Elle s'approcha et me dit, la voix tremblante :

– Vous avez...beaucoup de morceaux de peau et de muscles arrachés, ainsi que plusieurs fractures aux jambes, aux bras et aux côtes. Votre estomac et vos poumons aussi ont été touchés, mais votre visage a aussi subi des brûlures graves sur la moitié gauche et, selon ma mère, vos jours ne sont plus en danger. Une chance que vous soyez resté hors de l'eau !

Je la remerciai du regard en considérant mon état. Je pensais être beaucoup plus amoché par l'impact, mais il faut croire que j'avais été chanceux.

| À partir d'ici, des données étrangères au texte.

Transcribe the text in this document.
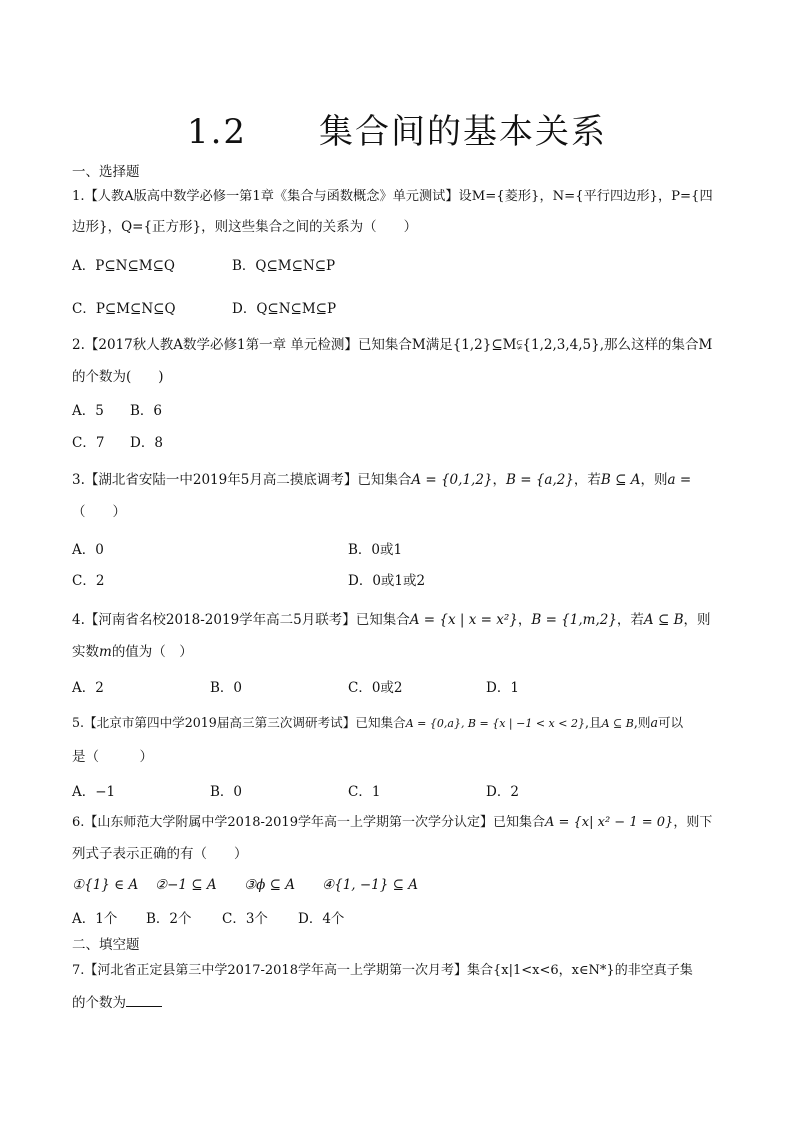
1.2　　集合间的基本关系
一、选择题
1.【人教A版高中数学必修一第1章《集合与函数概念》单元测试】设M={菱形}，N={平行四边形}，P={四
边形}，Q={正方形}，则这些集合之间的关系为（　　）
A．P⊆N⊆M⊆Q	B．Q⊆M⊆N⊆P
C．P⊆M⊆N⊆Q	D．Q⊆N⊆M⊆P
2.【2017秋人教A数学必修1第一章 单元检测】已知集合M满足{1,2}⊆M⫋{1,2,3,4,5},那么这样的集合M
的个数为(　　)
A．5 B．6
C．7 D．8
3.【湖北省安陆一中2019年5月高二摸底调考】已知集合A = {0,1,2}，B = {a,2}，若B ⊆ A，则a =
（　　）
A．0	B．0或1
C．2	D．0或1或2
4.【河南省名校2018-2019学年高二5月联考】已知集合A = {x | x = x²}，B = {1,m,2}，若A ⊆ B，则
实数m的值为（　）
A．2	B．0	C．0或2	D．1
5.【北京市第四中学2019届高三第三次调研考试】已知集合A = {0,a}, B = {x | −1 < x < 2},且A ⊆ B,则a可以
是（　　　）
A．−1	B．0	C．1	D．2
6.【山东师范大学附属中学2018-2019学年高一上学期第一次学分认定】已知集合A = {x| x² − 1 = 0}，则下
列式子表示正确的有（　　）
①{1} ∈ A ②−1 ⊆ A ③ϕ ⊆ A ④{1, −1} ⊆ A
A．1个 B．2个 C．3个 D．4个
二、填空题
7.【河北省正定县第三中学2017-2018学年高一上学期第一次月考】集合{x|1<x<6，x∈N*}的非空真子集
的个数为
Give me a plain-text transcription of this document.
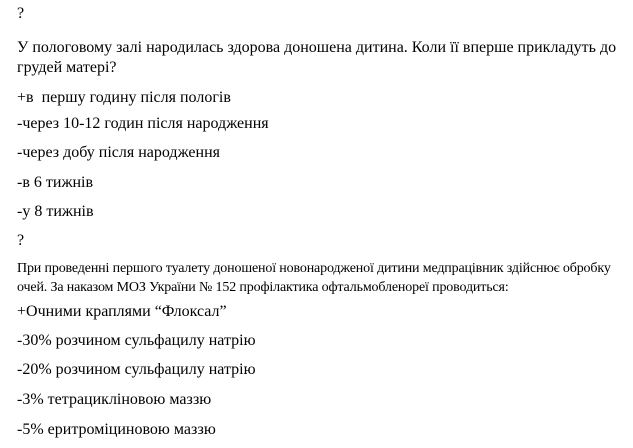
?
У пологовому залі народилась здорова доношена дитина. Коли її вперше прикладуть до
грудей матері?
+в  першу годину після пологів
-через 10-12 годин після народження
-через добу після народження
-в 6 тижнів
-у 8 тижнів
?
При проведенні першого туалету доношеної новонародженої дитини медпрацівник здійснює обробку
очей. За наказом МОЗ України № 152 профілактика офтальмобленореї проводиться:
+Очними краплями “Флоксал”
-30% розчином сульфацилу натрію
-20% розчином сульфацилу натрію
-3% тетрацикліновою маззю
-5% еритроміциновою маззю
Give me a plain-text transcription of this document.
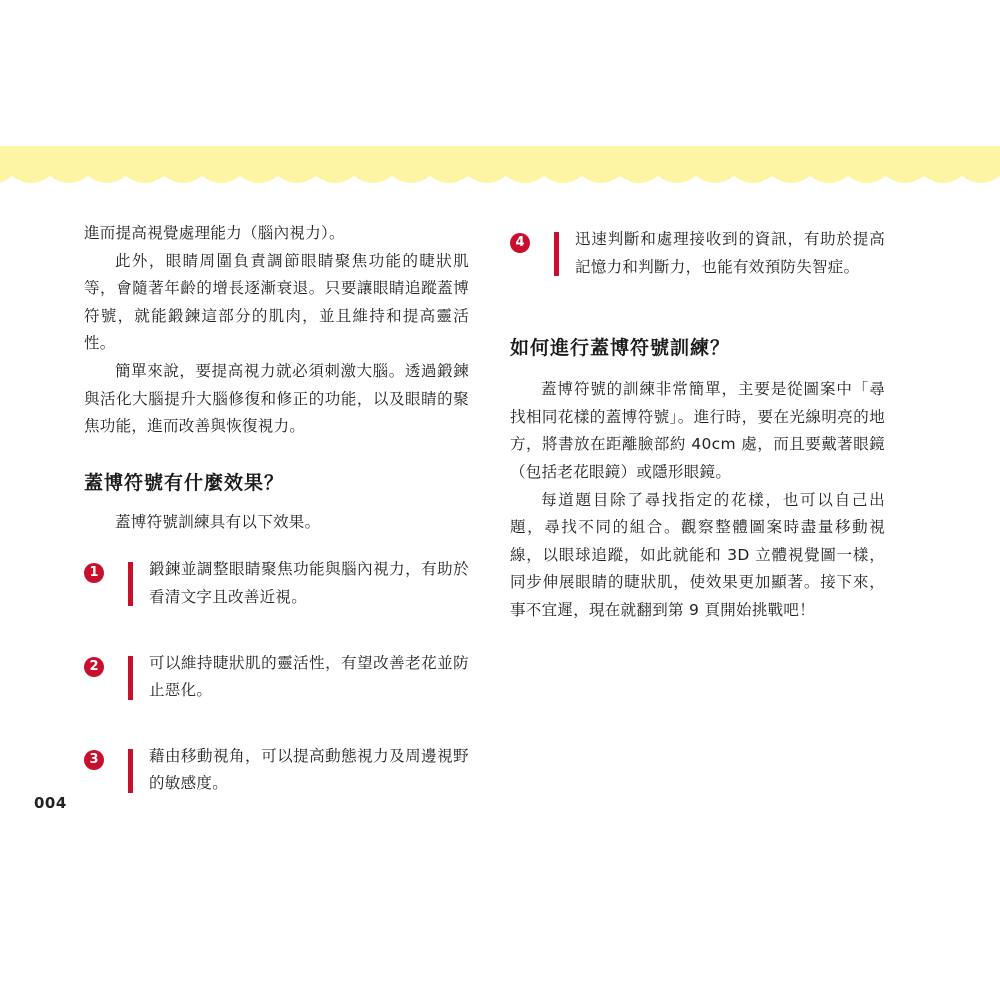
進而提高視覺處理能力（腦內視力）。

此外，眼睛周圍負責調節眼睛聚焦功能的睫狀肌等，會隨著年齡的增長逐漸衰退。只要讓眼睛追蹤蓋博符號，就能鍛鍊這部分的肌肉，並且維持和提高靈活性。

簡單來說，要提高視力就必須刺激大腦。透過鍛鍊與活化大腦提升大腦修復和修正的功能，以及眼睛的聚焦功能，進而改善與恢復視力。

蓋博符號有什麼效果？

蓋博符號訓練具有以下效果。

1	鍛鍊並調整眼睛聚焦功能與腦內視力，有助於看清文字且改善近視。

2	可以維持睫狀肌的靈活性，有望改善老花並防止惡化。

3	藉由移動視角，可以提高動態視力及周邊視野的敏感度。

4	迅速判斷和處理接收到的資訊，有助於提高記憶力和判斷力，也能有效預防失智症。

如何進行蓋博符號訓練？

蓋博符號的訓練非常簡單，主要是從圖案中「尋找相同花樣的蓋博符號」。進行時，要在光線明亮的地方，將書放在距離臉部約 40cm 處，而且要戴著眼鏡（包括老花眼鏡）或隱形眼鏡。

每道題目除了尋找指定的花樣，也可以自己出題，尋找不同的組合。觀察整體圖案時盡量移動視線，以眼球追蹤，如此就能和 3D 立體視覺圖一樣，同步伸展眼睛的睫狀肌，使效果更加顯著。接下來，事不宜遲，現在就翻到第 9 頁開始挑戰吧！

004
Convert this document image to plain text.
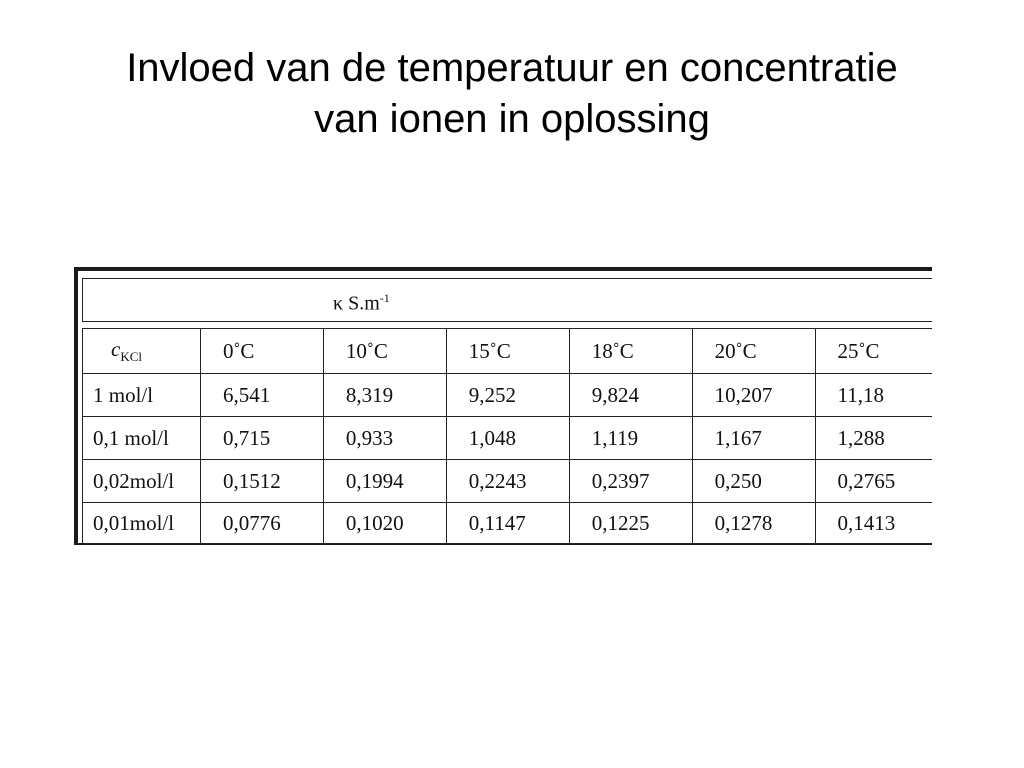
Invloed van de temperatuur en concentratie
van ionen in oplossing
κ $S.m^{-1}$
$c_{KCl}$	0˚C	10˚C	15˚C	18˚C	20˚C	25˚C
1 mol/l	6,541	8,319	9,252	9,824	10,207	11,18
0,1 mol/l	0,715	0,933	1,048	1,119	1,167	1,288
0,02mol/l	0,1512	0,1994	0,2243	0,2397	0,250	0,2765
0,01mol/l	0,0776	0,1020	0,1147	0,1225	0,1278	0,1413
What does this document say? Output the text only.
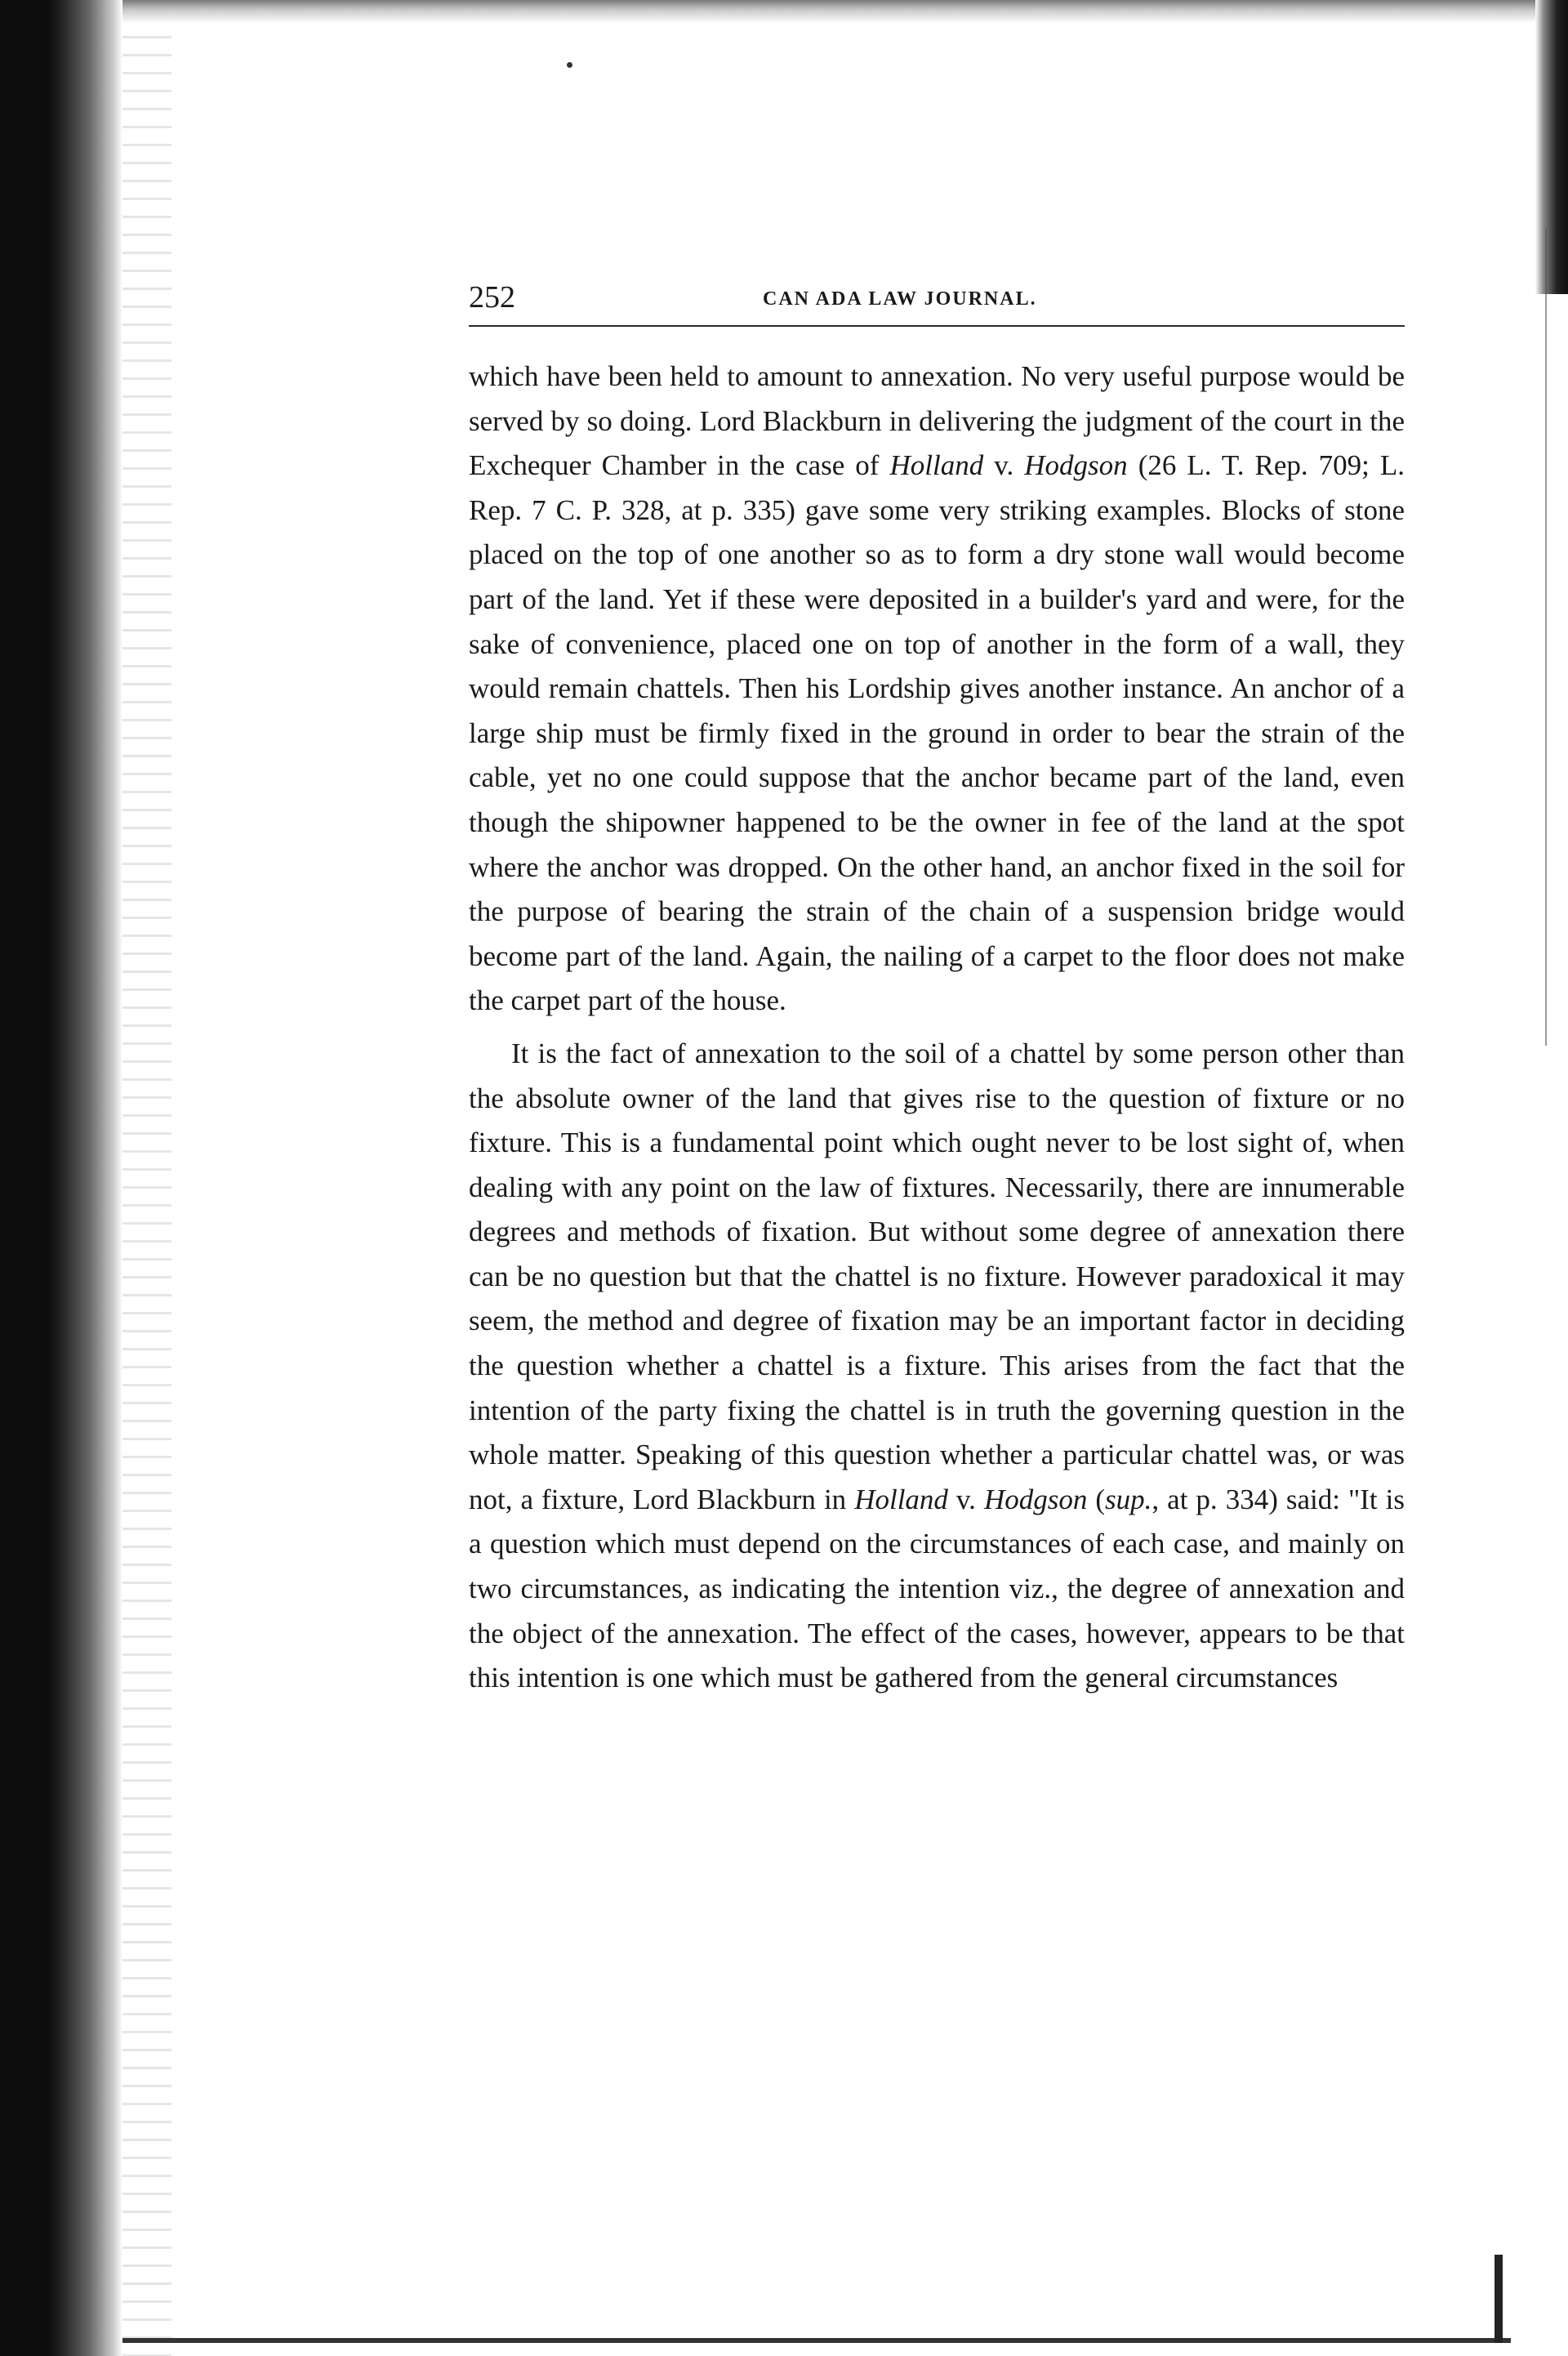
252	CAN ADA LAW JOURNAL.

which have been held to amount to annexation. No very useful purpose would be served by so doing. Lord Blackburn in delivering the judgment of the court in the Exchequer Chamber in the case of Holland v. Hodgson (26 L. T. Rep. 709; L. Rep. 7 C. P. 328, at p. 335) gave some very striking examples. Blocks of stone placed on the top of one another so as to form a dry stone wall would become part of the land. Yet if these were deposited in a builder's yard and were, for the sake of convenience, placed one on top of another in the form of a wall, they would remain chattels. Then his Lordship gives another instance. An anchor of a large ship must be firmly fixed in the ground in order to bear the strain of the cable, yet no one could suppose that the anchor became part of the land, even though the shipowner happened to be the owner in fee of the land at the spot where the anchor was dropped. On the other hand, an anchor fixed in the soil for the purpose of bearing the strain of the chain of a suspension bridge would become part of the land. Again, the nailing of a carpet to the floor does not make the carpet part of the house.

It is the fact of annexation to the soil of a chattel by some person other than the absolute owner of the land that gives rise to the question of fixture or no fixture. This is a fundamental point which ought never to be lost sight of, when dealing with any point on the law of fixtures. Necessarily, there are innumerable degrees and methods of fixation. But without some degree of annexation there can be no question but that the chattel is no fixture. However paradoxical it may seem, the method and degree of fixation may be an important factor in deciding the question whether a chattel is a fixture. This arises from the fact that the intention of the party fixing the chattel is in truth the governing question in the whole matter. Speaking of this question whether a particular chattel was, or was not, a fixture, Lord Blackburn in Holland v. Hodgson (sup., at p. 334) said: "It is a question which must depend on the circumstances of each case, and mainly on two circumstances, as indicating the intention viz., the degree of annexation and the object of the annexation. The effect of the cases, however, appears to be that this intention is one which must be gathered from the general circumstances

En parlant de chance, je repensais subitement à mon omamori, portant mes mains endolories à mon cœur, lorsqu'elle s'empressa de me remettre le porte-bonheur dans ces dernières :

– Je crois...qu'il vous a aidé. Votre cœur n'a pas subi de dommages.

Puis elle se remit à sourire :

– Grossièrement, vous êtes dans un état lamentable !

Je ris aussi à cette remarque, avant de le regretter, lorsque je toussai du sang violemment. Les yeux embués de larmes de douleur, je me laissai reposer au sol, épuisé dès mon réveil.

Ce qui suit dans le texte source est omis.